Den Rhythmus für die Entwicklung von Lebewesen und größeren Lebensformen gab das Verhältnis von Sauerstoff und Kohlenstoff in der Atmosphäre vor. Fossilfunde und erste mineralisierte Skelette (sie sind etwa 550 Millionen Jahre alt) belegen das Auftreten von Tieren am Ende des Kambriums. In der „Kambrischen Explosion“ vor 541 Millionen Jahren ist das Vorkommen heutiger Tierstämme im Gestein aus dieser Epoche überliefert.
Im Kapitel „Die Wirbelsäule wächst“ berichtet Gee von Lebewesen im Meer. Dazu gehören Vertreter der Knochenfische. Aus einer Gruppe davon, dem „Fleischflosser“, entwickelten sich viel, viel später die Landwirbeltiere und noch viel, viel, viel später wir. Die Landnahme durch Moose, Flechten, baumartige Gewächse und Pilze begann vor 470 Millionen Jahren, die entstandenen Waldböden gaben Nahrung für Tiere wie z. B. Gliederfüßer, Spinnen und Insekten.

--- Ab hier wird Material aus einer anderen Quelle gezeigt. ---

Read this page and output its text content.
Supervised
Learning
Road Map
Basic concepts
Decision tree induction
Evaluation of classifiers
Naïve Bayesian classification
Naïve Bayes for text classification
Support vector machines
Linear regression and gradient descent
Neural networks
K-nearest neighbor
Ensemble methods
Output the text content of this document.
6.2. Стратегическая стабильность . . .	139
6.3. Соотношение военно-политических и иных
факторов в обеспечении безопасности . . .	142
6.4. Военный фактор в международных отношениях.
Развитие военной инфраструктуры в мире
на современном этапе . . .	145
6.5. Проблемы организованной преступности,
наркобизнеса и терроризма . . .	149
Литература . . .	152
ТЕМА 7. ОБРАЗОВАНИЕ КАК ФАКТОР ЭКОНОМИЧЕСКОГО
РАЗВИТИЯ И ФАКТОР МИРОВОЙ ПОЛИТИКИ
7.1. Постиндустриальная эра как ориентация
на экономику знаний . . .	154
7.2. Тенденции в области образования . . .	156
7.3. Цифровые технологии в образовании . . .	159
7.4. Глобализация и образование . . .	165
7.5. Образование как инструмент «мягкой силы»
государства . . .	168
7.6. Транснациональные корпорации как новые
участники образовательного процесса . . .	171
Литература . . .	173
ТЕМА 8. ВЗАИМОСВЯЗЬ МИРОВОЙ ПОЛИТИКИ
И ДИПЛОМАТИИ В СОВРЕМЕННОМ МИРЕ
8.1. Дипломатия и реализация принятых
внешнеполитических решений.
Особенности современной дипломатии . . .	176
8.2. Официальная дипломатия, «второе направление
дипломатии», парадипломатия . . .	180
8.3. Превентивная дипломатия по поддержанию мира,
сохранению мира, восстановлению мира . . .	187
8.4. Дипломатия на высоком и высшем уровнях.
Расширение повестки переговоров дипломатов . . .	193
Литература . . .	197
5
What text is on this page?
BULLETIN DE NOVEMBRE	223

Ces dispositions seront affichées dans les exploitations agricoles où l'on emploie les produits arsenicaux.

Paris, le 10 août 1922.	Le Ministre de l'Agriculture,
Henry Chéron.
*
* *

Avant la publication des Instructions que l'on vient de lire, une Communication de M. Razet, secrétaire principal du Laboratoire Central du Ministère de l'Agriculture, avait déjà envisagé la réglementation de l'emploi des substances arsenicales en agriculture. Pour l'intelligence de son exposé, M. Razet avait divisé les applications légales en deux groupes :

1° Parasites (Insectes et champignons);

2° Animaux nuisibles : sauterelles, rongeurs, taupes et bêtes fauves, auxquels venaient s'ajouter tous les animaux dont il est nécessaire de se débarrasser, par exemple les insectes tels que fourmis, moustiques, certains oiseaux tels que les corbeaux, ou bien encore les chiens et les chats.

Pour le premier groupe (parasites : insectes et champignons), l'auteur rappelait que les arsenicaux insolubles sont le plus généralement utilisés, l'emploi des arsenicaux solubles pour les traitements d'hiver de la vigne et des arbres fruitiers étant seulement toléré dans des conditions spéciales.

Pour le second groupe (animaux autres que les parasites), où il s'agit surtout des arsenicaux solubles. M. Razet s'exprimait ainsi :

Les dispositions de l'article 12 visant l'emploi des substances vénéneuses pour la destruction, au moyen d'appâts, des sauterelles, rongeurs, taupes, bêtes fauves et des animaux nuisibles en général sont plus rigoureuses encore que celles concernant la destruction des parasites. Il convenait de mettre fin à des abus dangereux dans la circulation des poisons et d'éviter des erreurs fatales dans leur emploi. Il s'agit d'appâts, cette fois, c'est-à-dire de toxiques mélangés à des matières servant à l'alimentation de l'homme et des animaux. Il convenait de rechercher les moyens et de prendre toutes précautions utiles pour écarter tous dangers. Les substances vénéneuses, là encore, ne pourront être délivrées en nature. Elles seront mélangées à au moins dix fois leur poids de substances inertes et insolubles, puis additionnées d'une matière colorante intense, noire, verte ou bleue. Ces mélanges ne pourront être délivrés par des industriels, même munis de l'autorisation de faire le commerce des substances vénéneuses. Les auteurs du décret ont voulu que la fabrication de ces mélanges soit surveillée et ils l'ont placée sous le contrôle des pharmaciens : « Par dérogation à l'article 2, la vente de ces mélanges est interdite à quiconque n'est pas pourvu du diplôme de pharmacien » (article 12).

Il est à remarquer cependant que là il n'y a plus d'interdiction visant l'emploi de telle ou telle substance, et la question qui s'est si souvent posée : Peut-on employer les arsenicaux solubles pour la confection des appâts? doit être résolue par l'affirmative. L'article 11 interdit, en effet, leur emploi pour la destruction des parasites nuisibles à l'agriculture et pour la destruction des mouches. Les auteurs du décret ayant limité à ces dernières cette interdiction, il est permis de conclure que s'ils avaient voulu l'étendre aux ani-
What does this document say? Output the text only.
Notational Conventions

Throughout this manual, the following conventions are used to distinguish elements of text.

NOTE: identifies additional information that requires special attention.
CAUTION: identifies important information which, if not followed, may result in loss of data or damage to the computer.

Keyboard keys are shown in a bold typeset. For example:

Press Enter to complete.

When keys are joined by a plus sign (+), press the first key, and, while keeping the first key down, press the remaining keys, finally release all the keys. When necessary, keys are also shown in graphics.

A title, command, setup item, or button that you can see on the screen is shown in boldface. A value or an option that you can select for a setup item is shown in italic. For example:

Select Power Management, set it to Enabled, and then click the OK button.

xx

Die Geschichte des Lebens ist aber keine sich kontinuierlich fortsetzende, geschweige denn „zu Höherem“ aufsteigende. Immer wieder gab es durch die Veränderungen des Klimas oder durch gigantische Vulkanausbrüche Millionen von Jahren auseinanderliegend Massensterben, nach dem sich aber wieder Lebewesen in neuen Formationen und Gestalten entwickelten. Gee spricht von der „Lotterie des Lebens“, in der sich stets neue, nach solchen „Auslöschungen“ adäquate Bedingungen vorfindende und sich daran anpassende Lebewesen entwickeln konnten.
Vor 200 Millionen Jahren z. B. war es eine riesige Magmablase, die aus der Erdoberfläche brach und ein lebensfeindliches Klima durch Hitze und giftige Gase schuf. Ein Zustand der etwa 600 000 Jahre dauerte. Einige Säugetiere überlebten darunter – die Dinosaurier. In einem eigenen Kapitel beschreibt Gee den „Höhenflug der Dinosaurier“. Die ersten Vertreter erschienen in diesem Zeitraum und besetzten dann alle ökologischen Nischen. Mit ihrem leichten Knochenbau und Gefieder wurden sie zu den Ahnen der Vögel. Der Einschlag eines Asteroiden vor 66 Millionen Jahren – er war schon seit etwa 100 Millionen Jahren unterwegs – und der dadurch ausgelöste Winter setzten der Existenz der Dinosaurier ein rasches Ende. Ihr Zeitalter wurde von den Säugetieren abgelöst.
Wieder bedingt durch die Kontinentalverschiebung mit Folgewirkung für das Erdklima vor etwa 30 Millionen Jahren beschreibt Gee einen Wandel der Erde zu einem „Planet der Affen“. Diesen besiedelten auch grasfressende Huftiere und Raubtiere. Mit den zunehmend aufrecht gehenden Affen begann der lange – oder im Verhältnis zur Dauer der Geschichte des Lebens – kurze Weg zum Menschsein. Die ersten Hominini mit dem Merkmal „aufrechter Gang“ gab es vor etwa sieben Millionen Jahren in Afrika. Sie beginnen Steinwerkzeuge zu verwenden, Fleisch zu essen, sie lernen rennen. Es existierten verschiedene Menschenarten, die aber alle wieder ausstarben. Dem Homo sapiens gelang es als einzigem, sich durchzusetzen – seit etwa 45.00 Jahren begann er nach Europa vorzudringen.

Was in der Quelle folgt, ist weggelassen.